A similar study from the University of Bern in Switzerland found that deferring aortic valve replacement increased the risk of hospitalization and worsening heart failure. According to a report from the British Heart Foundation, there were 5,800 excess deaths from heart and circulatory conditions in 2020 in the U.K., and it concluded that Covid-driven delays in cardiology care, such as echocardiograms, procedures to fit and implant pacemakers, and heart valve surgeries, potentially contributed to this number.

Patients needing other types of surgeries are also worse off now than before the pandemic. For example, surgeons at Covenant High Plains Surgery Center in Lubbock, Texas, saw an uptick in higher acuity cases — there was about a 10% increase in the severity of patients that were coming into the center. “Patients who had delayed their procedures may have had more complex procedures or may have come in sicker as a result,” said Alfonso del Granado, administrator and CEO of the center.

O’Glasser, who prepares patients for their surgeries at OHSU Hospital, is seeing the same trend. “On average, patients are more medically complex than they were before the pandemic,” she said.

Deferring a procedure, for more than a few weeks, could allow conditions or diseases to progress unchecked, said Seth Karp, surgeon-in-chief at Vanderbilt University Medical Center in Nashville, Tenn.
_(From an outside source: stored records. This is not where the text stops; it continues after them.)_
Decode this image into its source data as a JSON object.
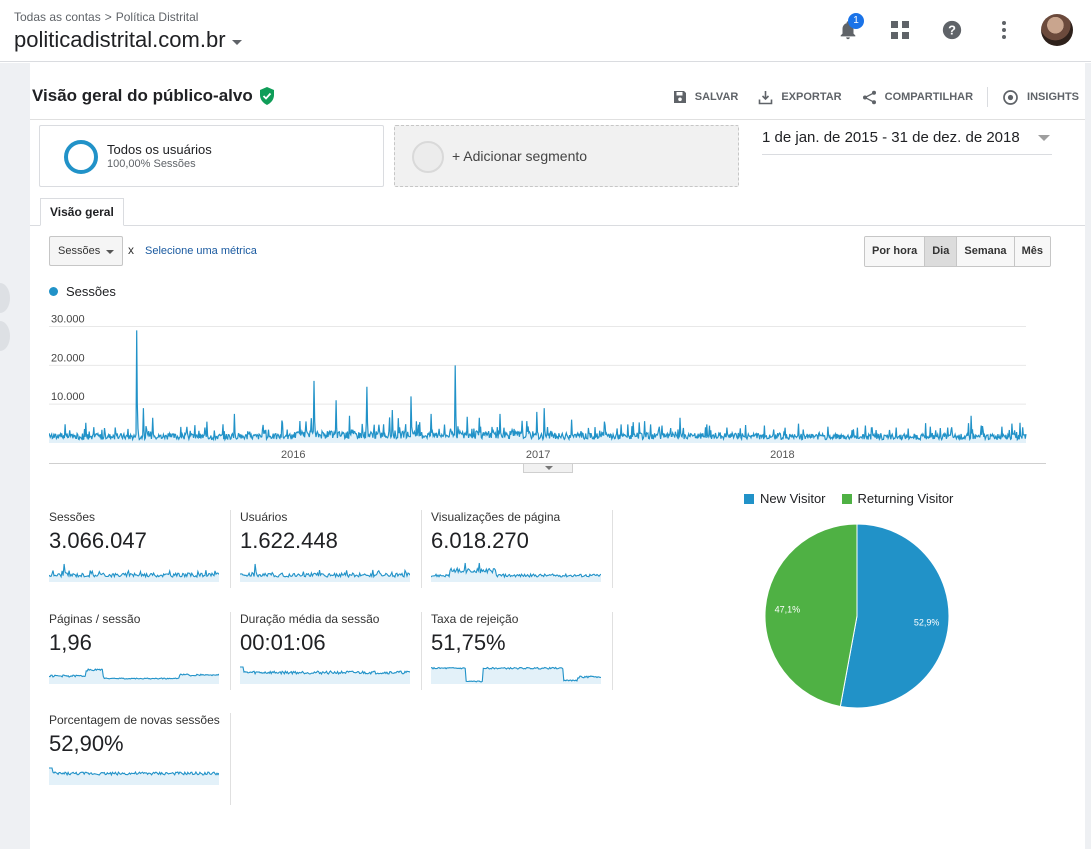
{
  "header": {
    "breadcrumb": [
      "Todas as contas",
      "Política Distrital"
    ],
    "account_name": "politicadistrital.com.br",
    "notification_count": "1",
    "icons": [
      "bell-icon",
      "apps-grid-icon",
      "help-icon",
      "more-vert-icon",
      "avatar"
    ]
  },
  "report": {
    "title": "Visão geral do público-alvo",
    "actions": [
      {
        "label": "SALVAR",
        "icon": "save-icon"
      },
      {
        "label": "EXPORTAR",
        "icon": "export-icon"
      },
      {
        "label": "COMPARTILHAR",
        "icon": "share-icon"
      },
      {
        "label": "INSIGHTS",
        "icon": "insights-icon"
      }
    ]
  },
  "segments": {
    "active": {
      "name": "Todos os usuários",
      "sub": "100,00% Sessões"
    },
    "add_label": "+ Adicionar segmento"
  },
  "date_range": "1 de jan. de 2015 - 31 de dez. de 2018",
  "tabs": [
    "Visão geral"
  ],
  "metric_selector": {
    "selected": "Sessões",
    "versus": "x",
    "select_metric": "Selecione uma métrica"
  },
  "granularity": {
    "options": [
      "Por hora",
      "Dia",
      "Semana",
      "Mês"
    ],
    "active": "Dia"
  },
  "colors": {
    "primary": "#2192c8",
    "returning": "#4fb144",
    "area_fill": "#e3f1f9"
  },
  "chart_data": [
    {
      "type": "line",
      "series": [
        {
          "name": "Sessões",
          "color": "#2192c8"
        }
      ],
      "y_ticks": [
        "10.000",
        "20.000",
        "30.000"
      ],
      "y_tick_values": [
        10000,
        20000,
        30000
      ],
      "ylim": [
        0,
        34000
      ],
      "x_ticks": [
        "2016",
        "2017",
        "2018"
      ],
      "x_tick_values": [
        "2016-01-01",
        "2017-01-01",
        "2018-01-01"
      ],
      "xlim": [
        "2015-01-01",
        "2018-12-31"
      ],
      "spikes": [
        [
          "2015-01-20",
          2500
        ],
        [
          "2015-02-25",
          5200
        ],
        [
          "2015-04-10",
          4000
        ],
        [
          "2015-05-12",
          29000
        ],
        [
          "2015-05-22",
          9000
        ],
        [
          "2015-06-05",
          6500
        ],
        [
          "2015-08-25",
          5500
        ],
        [
          "2015-10-05",
          7500
        ],
        [
          "2015-12-15",
          5800
        ],
        [
          "2016-02-01",
          16000
        ],
        [
          "2016-03-05",
          11000
        ],
        [
          "2016-03-25",
          7000
        ],
        [
          "2016-04-20",
          14500
        ],
        [
          "2016-05-28",
          8500
        ],
        [
          "2016-06-25",
          12000
        ],
        [
          "2016-07-25",
          7500
        ],
        [
          "2016-08-30",
          20000
        ],
        [
          "2016-10-05",
          6500
        ],
        [
          "2016-11-05",
          7500
        ],
        [
          "2016-12-30",
          8000
        ],
        [
          "2017-01-10",
          9000
        ],
        [
          "2017-02-20",
          6000
        ],
        [
          "2017-04-10",
          5500
        ],
        [
          "2017-05-15",
          4800
        ],
        [
          "2017-07-05",
          4500
        ],
        [
          "2017-08-01",
          6500
        ],
        [
          "2017-09-10",
          4800
        ],
        [
          "2017-10-10",
          4000
        ],
        [
          "2017-12-05",
          4500
        ],
        [
          "2018-01-25",
          5000
        ],
        [
          "2018-03-10",
          4200
        ],
        [
          "2018-05-05",
          4500
        ],
        [
          "2018-06-20",
          4000
        ],
        [
          "2018-08-10",
          4200
        ],
        [
          "2018-09-05",
          4000
        ],
        [
          "2018-10-10",
          7000
        ],
        [
          "2018-10-25",
          4500
        ],
        [
          "2018-11-25",
          4200
        ],
        [
          "2018-12-10",
          5000
        ],
        [
          "2018-12-22",
          5200
        ]
      ]
    },
    {
      "type": "pie",
      "labels": [
        "New Visitor",
        "Returning Visitor"
      ],
      "values": [
        52.9,
        47.1
      ],
      "value_labels": [
        "52,9%",
        "47,1%"
      ],
      "colors": [
        "#2192c8",
        "#4fb144"
      ]
    }
  ],
  "kpis": [
    {
      "label": "Sessões",
      "value": "3.066.047",
      "spark": "sessions"
    },
    {
      "label": "Usuários",
      "value": "1.622.448",
      "spark": "sessions"
    },
    {
      "label": "Visualizações de página",
      "value": "6.018.270",
      "spark": "pageviews"
    },
    {
      "label": "Páginas / sessão",
      "value": "1,96",
      "spark": "pages"
    },
    {
      "label": "Duração média da sessão",
      "value": "00:01:06",
      "spark": "flat"
    },
    {
      "label": "Taxa de rejeição",
      "value": "51,75%",
      "spark": "bounce"
    },
    {
      "label": "Porcentagem de novas sessões",
      "value": "52,90%",
      "spark": "flat"
    }
  ]
}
For example, routine screenings, such as colonoscopies and mammograms, declined in the United States, which could lead to a missed chance to catch and treat cancer in a timely manner.
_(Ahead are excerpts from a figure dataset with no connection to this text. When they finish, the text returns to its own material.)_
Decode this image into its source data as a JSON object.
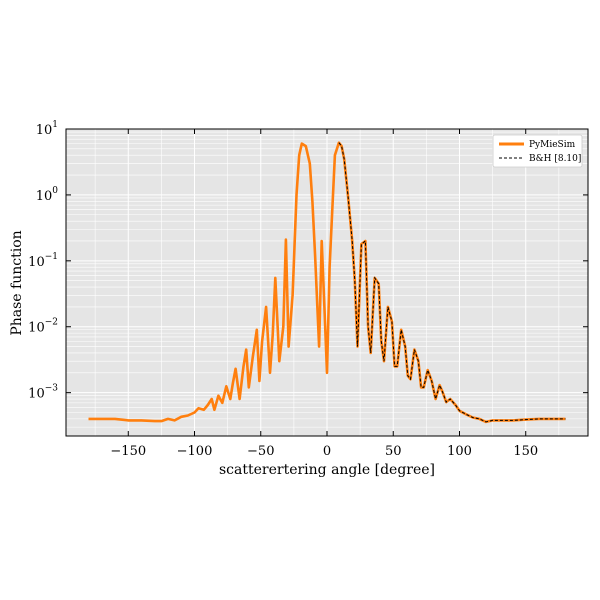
{
  "chart_data": {
    "type": "line",
    "title": "",
    "xlabel": "scatterertering angle [degree]",
    "ylabel": "Phase function",
    "xlim": [
      -197,
      197
    ],
    "ylim": [
      0.00022,
      10
    ],
    "yscale": "log",
    "grid": true,
    "legend_placement": "top-right",
    "background_color": "#e5e5e5",
    "x_ticks": [
      -150,
      -100,
      -50,
      0,
      50,
      100,
      150
    ],
    "x_tick_labels": [
      "−150",
      "−100",
      "−50",
      "0",
      "50",
      "100",
      "150"
    ],
    "y_ticks": [
      0.001,
      0.01,
      0.1,
      1,
      10
    ],
    "y_tick_labels": [
      {
        "base": "10",
        "exp": "−3"
      },
      {
        "base": "10",
        "exp": "−2"
      },
      {
        "base": "10",
        "exp": "−1"
      },
      {
        "base": "10",
        "exp": "0"
      },
      {
        "base": "10",
        "exp": "1"
      }
    ],
    "series": [
      {
        "name": "PyMieSim",
        "color": "#ff7f0e",
        "style": "solid",
        "x": [
          -180,
          -160,
          -150,
          -140,
          -130,
          -125,
          -120,
          -115,
          -110,
          -105,
          -100,
          -97,
          -93,
          -90,
          -87,
          -85,
          -82,
          -79,
          -76,
          -73,
          -71,
          -69,
          -66,
          -63,
          -61,
          -59,
          -56,
          -53,
          -51,
          -49,
          -46,
          -43,
          -41,
          -39,
          -36,
          -33,
          -31,
          -29,
          -26,
          -23,
          -21,
          -19,
          -16,
          -13,
          -11,
          -9,
          -6,
          -4,
          -2,
          0,
          2,
          4,
          6,
          9,
          11,
          13,
          16,
          19,
          21,
          23,
          26,
          29,
          31,
          33,
          36,
          39,
          41,
          43,
          46,
          49,
          51,
          53,
          56,
          59,
          61,
          63,
          66,
          69,
          71,
          73,
          76,
          79,
          82,
          85,
          87,
          90,
          93,
          97,
          100,
          105,
          110,
          115,
          120,
          125,
          130,
          140,
          150,
          160,
          180
        ],
        "values": [
          0.0004,
          0.0004,
          0.00038,
          0.00038,
          0.00037,
          0.00037,
          0.0004,
          0.00038,
          0.00043,
          0.00045,
          0.0005,
          0.00058,
          0.00055,
          0.00065,
          0.0008,
          0.00055,
          0.0009,
          0.0007,
          0.00125,
          0.0008,
          0.0014,
          0.0023,
          0.0008,
          0.0025,
          0.0045,
          0.0012,
          0.0035,
          0.009,
          0.0015,
          0.006,
          0.02,
          0.002,
          0.0075,
          0.055,
          0.003,
          0.01,
          0.21,
          0.005,
          0.03,
          1.0,
          4.0,
          6.0,
          5.5,
          3.0,
          0.8,
          0.12,
          0.005,
          0.2,
          0.02,
          0.002,
          0.08,
          0.6,
          4.0,
          6.2,
          5.5,
          3.5,
          0.9,
          0.2,
          0.05,
          0.005,
          0.18,
          0.2,
          0.01,
          0.004,
          0.055,
          0.045,
          0.006,
          0.003,
          0.02,
          0.012,
          0.0025,
          0.0025,
          0.009,
          0.005,
          0.0018,
          0.0016,
          0.0045,
          0.003,
          0.0012,
          0.0012,
          0.0022,
          0.0015,
          0.0008,
          0.0013,
          0.00105,
          0.00072,
          0.0008,
          0.00065,
          0.00053,
          0.00047,
          0.00042,
          0.0004,
          0.00036,
          0.00038,
          0.00038,
          0.00038,
          0.00039,
          0.0004,
          0.0004
        ]
      },
      {
        "name": "B&H [8.10]",
        "color": "#000000",
        "style": "dashed",
        "x": [],
        "values": []
      }
    ]
  }
}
Even delaying surgeries that may seem less urgent, like orthopedic surgeries, could impact a patient’s daily life. Two surveys done by the American Association of Hip and Knee Surgeons Research Committee in April and December of 2020 of about 1,000 orthopedic patients that had to delay their surgeries found that patients experienced increased anxiety and continued pain, impacting their daily functioning. Particularly for elderly patients, if hospitals delay orthopedic surgeries, like hip replacements, the risk of blood clotting, pulmonary embolism, and morbidity goes up.
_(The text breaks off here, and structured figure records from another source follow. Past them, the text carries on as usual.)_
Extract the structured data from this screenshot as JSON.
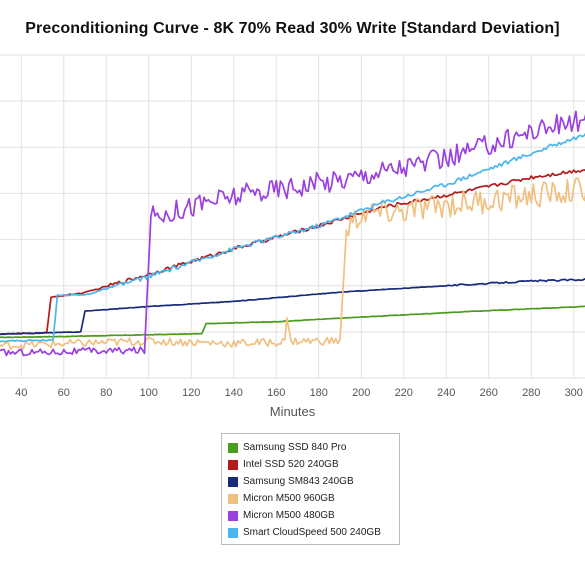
{
  "chart_data": {
    "type": "line",
    "title": "Preconditioning Curve - 8K 70% Read 30% Write [Standard Deviation]",
    "xlabel": "Minutes",
    "ylabel": "",
    "xlim": [
      30,
      310
    ],
    "xticks": [
      40,
      60,
      80,
      100,
      120,
      140,
      160,
      180,
      200,
      220,
      240,
      260,
      280,
      300
    ],
    "grid": true,
    "legend_position": "bottom-center",
    "series": [
      {
        "name": "Samsung SSD 840 Pro",
        "color": "#4a9c1c",
        "points": [
          [
            30,
            0.88
          ],
          [
            60,
            0.9
          ],
          [
            125,
            0.96
          ],
          [
            127,
            1.18
          ],
          [
            160,
            1.22
          ],
          [
            200,
            1.32
          ],
          [
            250,
            1.44
          ],
          [
            310,
            1.56
          ]
        ]
      },
      {
        "name": "Intel SSD 520 240GB",
        "color": "#b31b1b",
        "points": [
          [
            30,
            0.95
          ],
          [
            52,
            0.98
          ],
          [
            54,
            1.75
          ],
          [
            70,
            1.85
          ],
          [
            100,
            2.25
          ],
          [
            140,
            2.8
          ],
          [
            180,
            3.3
          ],
          [
            210,
            3.7
          ],
          [
            250,
            4.05
          ],
          [
            280,
            4.35
          ],
          [
            310,
            4.55
          ]
        ]
      },
      {
        "name": "Samsung SM843 240GB",
        "color": "#1a2a7a",
        "points": [
          [
            30,
            0.95
          ],
          [
            68,
            1.0
          ],
          [
            70,
            1.45
          ],
          [
            100,
            1.55
          ],
          [
            140,
            1.66
          ],
          [
            190,
            1.86
          ],
          [
            240,
            2.0
          ],
          [
            280,
            2.1
          ],
          [
            310,
            2.14
          ]
        ]
      },
      {
        "name": "Micron M500 960GB",
        "color": "#f0c080",
        "points": [
          [
            30,
            0.7
          ],
          [
            100,
            0.8
          ],
          [
            140,
            0.75
          ],
          [
            164,
            0.78
          ],
          [
            165,
            1.3
          ],
          [
            167,
            0.8
          ],
          [
            190,
            0.8
          ],
          [
            193,
            3.2
          ],
          [
            200,
            3.55
          ],
          [
            220,
            3.6
          ],
          [
            240,
            3.75
          ],
          [
            260,
            3.85
          ],
          [
            280,
            3.95
          ],
          [
            300,
            4.05
          ],
          [
            310,
            4.15
          ]
        ]
      },
      {
        "name": "Micron M500 480GB",
        "color": "#9a3fe0",
        "points": [
          [
            30,
            0.55
          ],
          [
            98,
            0.6
          ],
          [
            101,
            3.5
          ],
          [
            130,
            3.85
          ],
          [
            160,
            4.1
          ],
          [
            190,
            4.3
          ],
          [
            210,
            4.5
          ],
          [
            240,
            4.75
          ],
          [
            260,
            5.05
          ],
          [
            280,
            5.35
          ],
          [
            300,
            5.55
          ],
          [
            310,
            5.65
          ]
        ]
      },
      {
        "name": "Smart CloudSpeed 500 240GB",
        "color": "#4ab5ee",
        "points": [
          [
            30,
            0.8
          ],
          [
            55,
            0.82
          ],
          [
            57,
            1.8
          ],
          [
            70,
            1.8
          ],
          [
            100,
            2.2
          ],
          [
            140,
            2.8
          ],
          [
            180,
            3.3
          ],
          [
            210,
            3.8
          ],
          [
            240,
            4.2
          ],
          [
            270,
            4.7
          ],
          [
            300,
            5.2
          ],
          [
            310,
            5.35
          ]
        ]
      }
    ]
  }
}
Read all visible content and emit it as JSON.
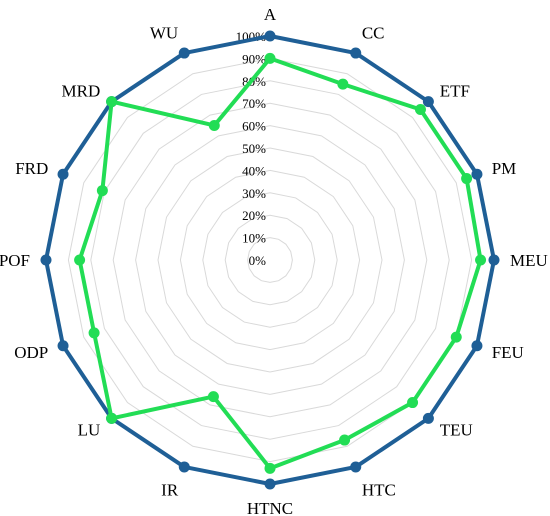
{
  "chart_data": {
    "type": "radar",
    "axes": [
      "A",
      "CC",
      "ETF",
      "PM",
      "MEU",
      "FEU",
      "TEU",
      "HTC",
      "HTNC",
      "IR",
      "LU",
      "ODP",
      "POF",
      "FRD",
      "MRD",
      "WU"
    ],
    "series": [
      {
        "values": [
          100,
          100,
          100,
          100,
          100,
          100,
          100,
          100,
          100,
          100,
          100,
          100,
          100,
          100,
          100,
          100
        ]
      },
      {
        "values": [
          90,
          85,
          95,
          95,
          94,
          90,
          90,
          87,
          93,
          66,
          100,
          85,
          85,
          81,
          100,
          65
        ]
      }
    ],
    "rlim": [
      0,
      100
    ],
    "ticks": [
      "0%",
      "10%",
      "20%",
      "30%",
      "40%",
      "50%",
      "60%",
      "70%",
      "80%",
      "90%",
      "100%"
    ],
    "grid": true,
    "colors": {
      "outer": "#1f5f96",
      "inner": "#22dd55",
      "grid": "#d9d9d9"
    }
  }
}
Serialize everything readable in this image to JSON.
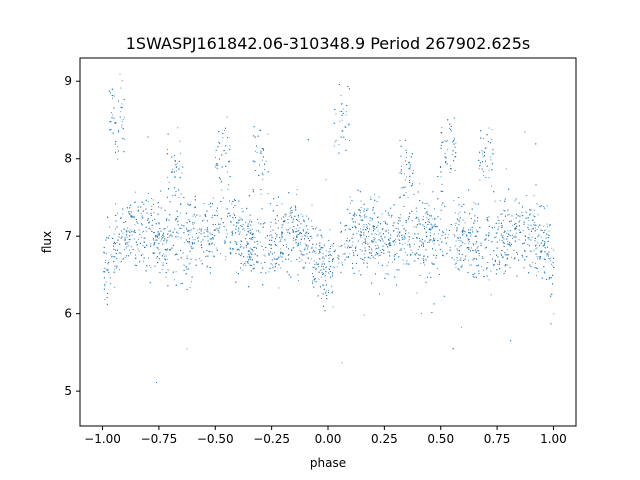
{
  "chart_data": {
    "type": "scatter",
    "title": "1SWASPJ161842.06-310348.9 Period 267902.625s",
    "xlabel": "phase",
    "ylabel": "flux",
    "xlim": [
      -1.1,
      1.1
    ],
    "ylim": [
      4.55,
      9.3
    ],
    "xticks": [
      -1.0,
      -0.75,
      -0.5,
      -0.25,
      0.0,
      0.25,
      0.5,
      0.75,
      1.0
    ],
    "xtick_labels": [
      "−1.00",
      "−0.75",
      "−0.50",
      "−0.25",
      "0.00",
      "0.25",
      "0.50",
      "0.75",
      "1.00"
    ],
    "yticks": [
      5,
      6,
      7,
      8,
      9
    ],
    "ytick_labels": [
      "5",
      "6",
      "7",
      "8",
      "9"
    ],
    "grid": false,
    "point_color": "#1f77b4",
    "series": [
      {
        "x_range": [
          -1.0,
          1.0
        ],
        "note_x": [
          -1.0,
          -0.95,
          -0.9,
          -0.85,
          -0.8,
          -0.75,
          -0.7,
          -0.65,
          -0.6,
          -0.55,
          -0.5,
          -0.45,
          -0.4,
          -0.35,
          -0.3,
          -0.25,
          -0.2,
          -0.15,
          -0.1,
          -0.05,
          0.0,
          0.05,
          0.1,
          0.15,
          0.2,
          0.25,
          0.3,
          0.35,
          0.4,
          0.45,
          0.5,
          0.55,
          0.6,
          0.65,
          0.7,
          0.75,
          0.8,
          0.85,
          0.9,
          0.95,
          1.0
        ],
        "median_y": [
          6.6,
          6.8,
          7.0,
          7.05,
          7.05,
          6.95,
          6.9,
          6.95,
          7.0,
          7.0,
          7.05,
          7.1,
          7.0,
          6.9,
          6.9,
          6.95,
          7.0,
          7.1,
          7.0,
          6.75,
          6.5,
          6.8,
          7.0,
          7.05,
          7.05,
          6.95,
          6.9,
          6.95,
          7.0,
          7.0,
          7.05,
          7.1,
          7.0,
          6.9,
          6.9,
          6.95,
          7.0,
          7.1,
          7.05,
          6.85,
          6.6
        ],
        "spread": 0.35,
        "excursions": [
          {
            "x": -0.94,
            "y": 8.5
          },
          {
            "x": -0.68,
            "y": 7.85
          },
          {
            "x": -0.47,
            "y": 8.1
          },
          {
            "x": -0.3,
            "y": 8.0
          },
          {
            "x": 0.06,
            "y": 8.5
          },
          {
            "x": 0.35,
            "y": 7.85
          },
          {
            "x": 0.53,
            "y": 8.1
          },
          {
            "x": 0.7,
            "y": 8.0
          }
        ]
      }
    ]
  }
}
Seth Trueger, an emergency physician at Northwestern Medicine in Chicago, points out that it’s additive: If a patient doesn’t get a knee surgery, for example, it could lead to chronic pain, which would deter them from exercising and may bring on other conditions, ultimately leading to decreased quality of life and life expectancy.

“There are clearly conditions that, if neglected and go without surgery, will end up in a different place later on if that surgery does not occur,” said Cole. But more studies will be needed to quantify and reveal the scope of the yet unseen impact of surgery delays on patients.

Hospitals that are part of larger systems could potentially transfer their patients to other hospitals in their network to get the necessary procedures. But in places like Florida and Texas, where Covid-19 cases are increasing all around, this strategy doesn’t work. Specialty surgical centers such as standalone surgery centers like the one in Lubbocks could provide a release valve for strained hospitals in some places since they do not attend to Covid-19 patients.

But the most effective solution? Every expert STAT asked had the same answer: vaccinations and masking. They say that the way out of an elective surgery pause is by addressing the problem at the root: Only by decreasing the number of Covid-19 cases hospitals have to attend to could they start elective surgeries back again and get back to providing better care to all patients beyond those with Covid-19.